Zero-determinant strategies in repeated continuously-relaxed games

TL;DR

This paper extends zero-determinant strategies to repeated games with continuously relaxed action sets, broadening their applicability and linking certain strategies to Nash equilibrium properties.

Contribution

It introduces zero-determinant strategies in continuous action spaces and defines one-point strategies, connecting them to Nash equilibrium characteristics.

Findings

Continuous relaxation expands zero-determinant strategies' scope.

One-point strategies can control payoffs with single actions.

Some Nash equilibrium properties are reinterpreted as payoff control.

Abstract

Mixed extension has played an important role in game theory, especially in the proof of the existence of Nash equilibria in strategic form games. Mixed extension can be regarded as continuous relaxation of a strategic form game. Recently, in repeated games, a class of behavior strategies, called zero-determinant strategies, was introduced. Zero-determinant strategies control payoffs of players by unilaterally enforcing linear relations between payoffs. There are many attempts to extend zero-determinant strategies so as to apply them to broader situations. Here, we extend zero-determinant strategies to repeated games where action sets of players in stage game are continuously relaxed.

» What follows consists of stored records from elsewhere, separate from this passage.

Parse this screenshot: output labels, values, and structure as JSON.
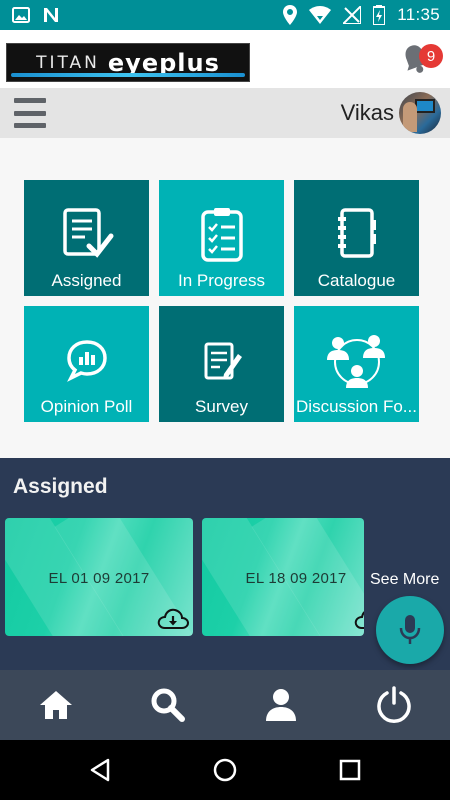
{
  "status_bar": {
    "time": "11:35",
    "icons": [
      "image-icon",
      "n-notification-icon",
      "location-icon",
      "wifi-icon",
      "signal-off-icon",
      "battery-charging-icon"
    ]
  },
  "brand": {
    "logo_word1": "TITAN",
    "logo_word2": "eyeplus",
    "notification_count": "9"
  },
  "user": {
    "name": "Vikas",
    "menu_icon": "menu-icon"
  },
  "tiles": [
    {
      "label": "Assigned",
      "icon": "assigned-icon",
      "color": "#006e74"
    },
    {
      "label": "In Progress",
      "icon": "checklist-icon",
      "color": "#00b2b5"
    },
    {
      "label": "Catalogue",
      "icon": "notebook-icon",
      "color": "#006e74"
    },
    {
      "label": "Opinion Poll",
      "icon": "poll-bubble-icon",
      "color": "#00b2b5"
    },
    {
      "label": "Survey",
      "icon": "survey-icon",
      "color": "#006e74"
    },
    {
      "label": "Discussion Fo...",
      "icon": "discussion-icon",
      "color": "#00b2b5"
    }
  ],
  "assigned": {
    "title": "Assigned",
    "cards": [
      {
        "name": "EL 01 09 2017",
        "icon": "cloud-download-icon"
      },
      {
        "name": "EL 18 09 2017",
        "icon": "cloud-download-icon"
      }
    ],
    "see_more": "See More"
  },
  "mic_button": {
    "icon": "microphone-icon"
  },
  "bottom_nav": [
    {
      "icon": "home-icon"
    },
    {
      "icon": "search-icon"
    },
    {
      "icon": "profile-icon"
    },
    {
      "icon": "power-icon"
    }
  ],
  "system_nav": [
    {
      "icon": "back-icon"
    },
    {
      "icon": "home-circle-icon"
    },
    {
      "icon": "recents-icon"
    }
  ],
  "colors": {
    "status_bar": "#008f97",
    "tile_dark": "#006e74",
    "tile_light": "#00b2b5",
    "section_bg": "#2b3a55",
    "bottom_nav_bg": "#3c4859",
    "badge": "#e53935",
    "fab": "#1aa9a9"
  }
}
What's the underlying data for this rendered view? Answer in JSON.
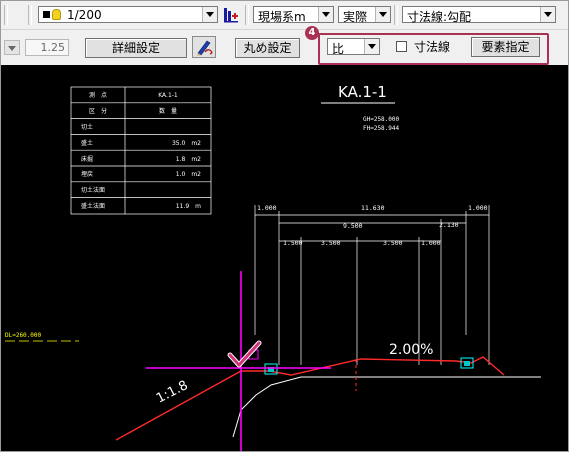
{
  "toolbar1": {
    "layer_scale": "1/200",
    "coord_system": "現場系m",
    "display_mode": "実際",
    "dimension_line": "寸法線:勾配"
  },
  "toolbar2": {
    "scale_value": "1.25",
    "detail_button": "詳細設定",
    "round_button": "丸め設定",
    "callout_number": "4",
    "ratio_select": "比",
    "dimension_checkbox_label": "寸法線",
    "dimension_checked": false,
    "element_button": "要素指定",
    "accent_color": "#a83254"
  },
  "drawing": {
    "quantity_table": {
      "rows": [
        [
          "測　点",
          "KA.1-1"
        ],
        [
          "区　分",
          "数　量"
        ],
        [
          "切土",
          ""
        ],
        [
          "盛土",
          "35.0　m2"
        ],
        [
          "床掘",
          "1.8　m2"
        ],
        [
          "埋戻",
          "1.0　m2"
        ],
        [
          "切土法面",
          ""
        ],
        [
          "盛土法面",
          "11.9　m"
        ]
      ]
    },
    "station_title": "KA.1-1",
    "gh": "GH=258.000",
    "fh": "FH=258.944",
    "dl_label": "DL=260.000",
    "dimensions_row1": [
      "1.000",
      "11.630",
      "1.000"
    ],
    "dimensions_row2": [
      "9.500",
      "2.130"
    ],
    "dimensions_row3": [
      "1.500",
      "3.500",
      "3.500",
      "1.000"
    ],
    "slope_percent": "2.00%",
    "slope_ratio": "1:1.8",
    "colors": {
      "background": "#000000",
      "white_lines": "#ffffff",
      "road_line": "#ff2a2a",
      "cursor": "#ff00ff",
      "text_yellow": "#ffff00",
      "structure_cyan": "#00ffff",
      "check_mark": "#d2337a"
    }
  }
}
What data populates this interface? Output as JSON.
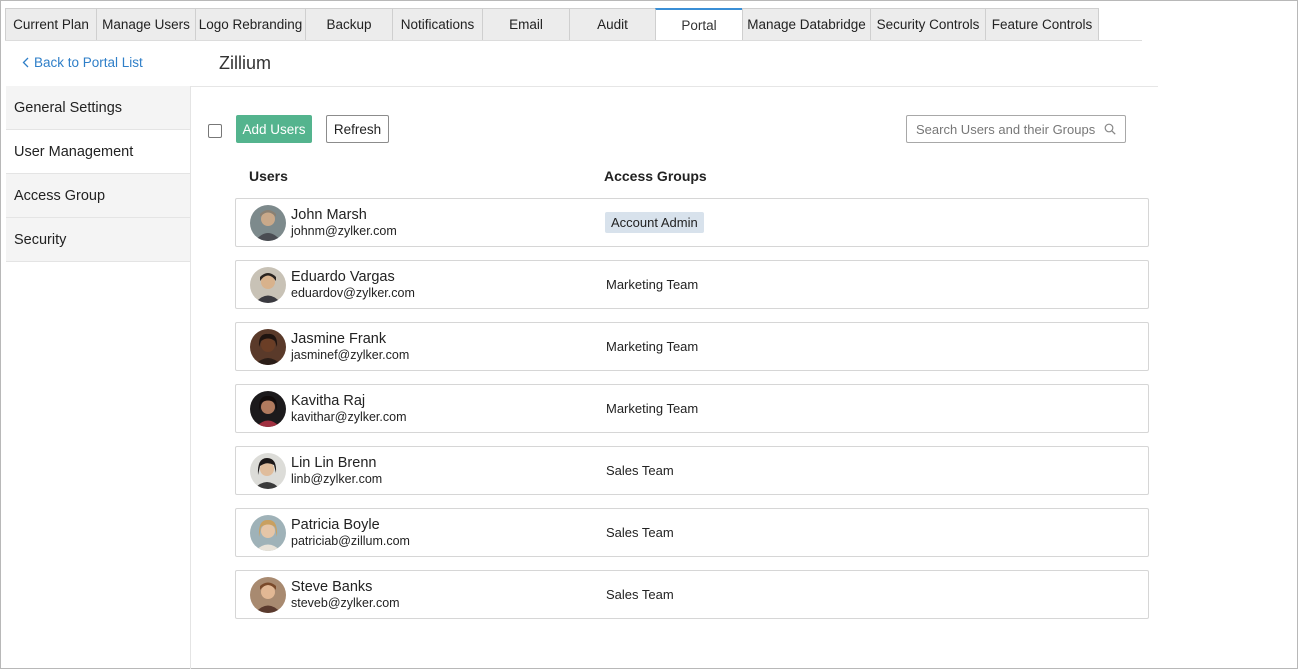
{
  "tabs": [
    {
      "label": "Current Plan",
      "active": false
    },
    {
      "label": "Manage Users",
      "active": false
    },
    {
      "label": "Logo Rebranding",
      "active": false
    },
    {
      "label": "Backup",
      "active": false
    },
    {
      "label": "Notifications",
      "active": false
    },
    {
      "label": "Email",
      "active": false
    },
    {
      "label": "Audit",
      "active": false
    },
    {
      "label": "Portal",
      "active": true
    },
    {
      "label": "Manage Databridge",
      "active": false
    },
    {
      "label": "Security Controls",
      "active": false
    },
    {
      "label": "Feature Controls",
      "active": false
    }
  ],
  "back_link": "Back to Portal List",
  "portal_name": "Zillium",
  "sidebar": {
    "items": [
      {
        "label": "General Settings",
        "active": false
      },
      {
        "label": "User Management",
        "active": true
      },
      {
        "label": "Access Group",
        "active": false
      },
      {
        "label": "Security",
        "active": false
      }
    ]
  },
  "toolbar": {
    "add_label": "Add Users",
    "refresh_label": "Refresh",
    "search_placeholder": "Search Users and their Groups"
  },
  "table": {
    "headers": {
      "users": "Users",
      "groups": "Access Groups"
    },
    "rows": [
      {
        "name": "John Marsh",
        "email": "johnm@zylker.com",
        "group": "Account Admin",
        "badge": true
      },
      {
        "name": "Eduardo Vargas",
        "email": "eduardov@zylker.com",
        "group": "Marketing Team",
        "badge": false
      },
      {
        "name": "Jasmine Frank",
        "email": "jasminef@zylker.com",
        "group": "Marketing Team",
        "badge": false
      },
      {
        "name": "Kavitha Raj",
        "email": "kavithar@zylker.com",
        "group": "Marketing Team",
        "badge": false
      },
      {
        "name": "Lin Lin Brenn",
        "email": "linb@zylker.com",
        "group": "Sales Team",
        "badge": false
      },
      {
        "name": "Patricia Boyle",
        "email": "patriciab@zillum.com",
        "group": "Sales Team",
        "badge": false
      },
      {
        "name": "Steve Banks",
        "email": "steveb@zylker.com",
        "group": "Sales Team",
        "badge": false
      }
    ]
  },
  "colors": {
    "accent": "#3a8fd6",
    "link": "#2f7fc8",
    "add_button": "#54b48e",
    "badge_bg": "#d8e2ec"
  },
  "icons": {
    "back": "chevron-left-icon",
    "search": "search-icon",
    "avatar": "avatar-photo"
  }
}
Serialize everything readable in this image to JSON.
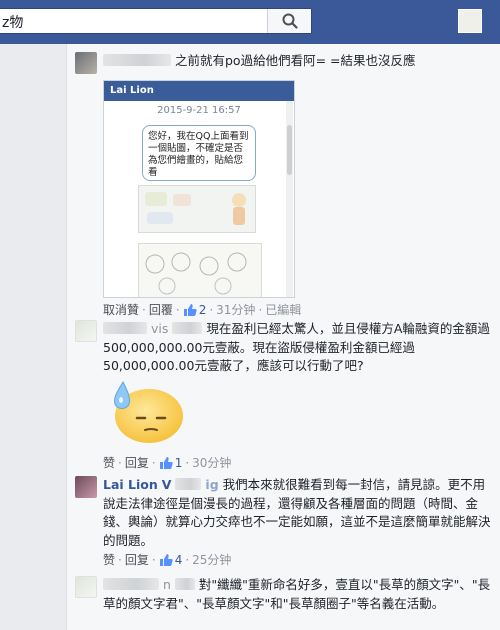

We see that continuous relaxation broadens the range of possible zero-determinant strategies, compared to the original repeated games. Furthermore, we introduce a special type of zero-determinant strategies, called one-point zero-determinant strategies, which repeat only one continuously-relaxed action in all rounds. By investigating several examples, we show that some property of mixed-strategy Nash equilibria can be reinterpreted as a payoff-control property of one-point zero-determinant strategies.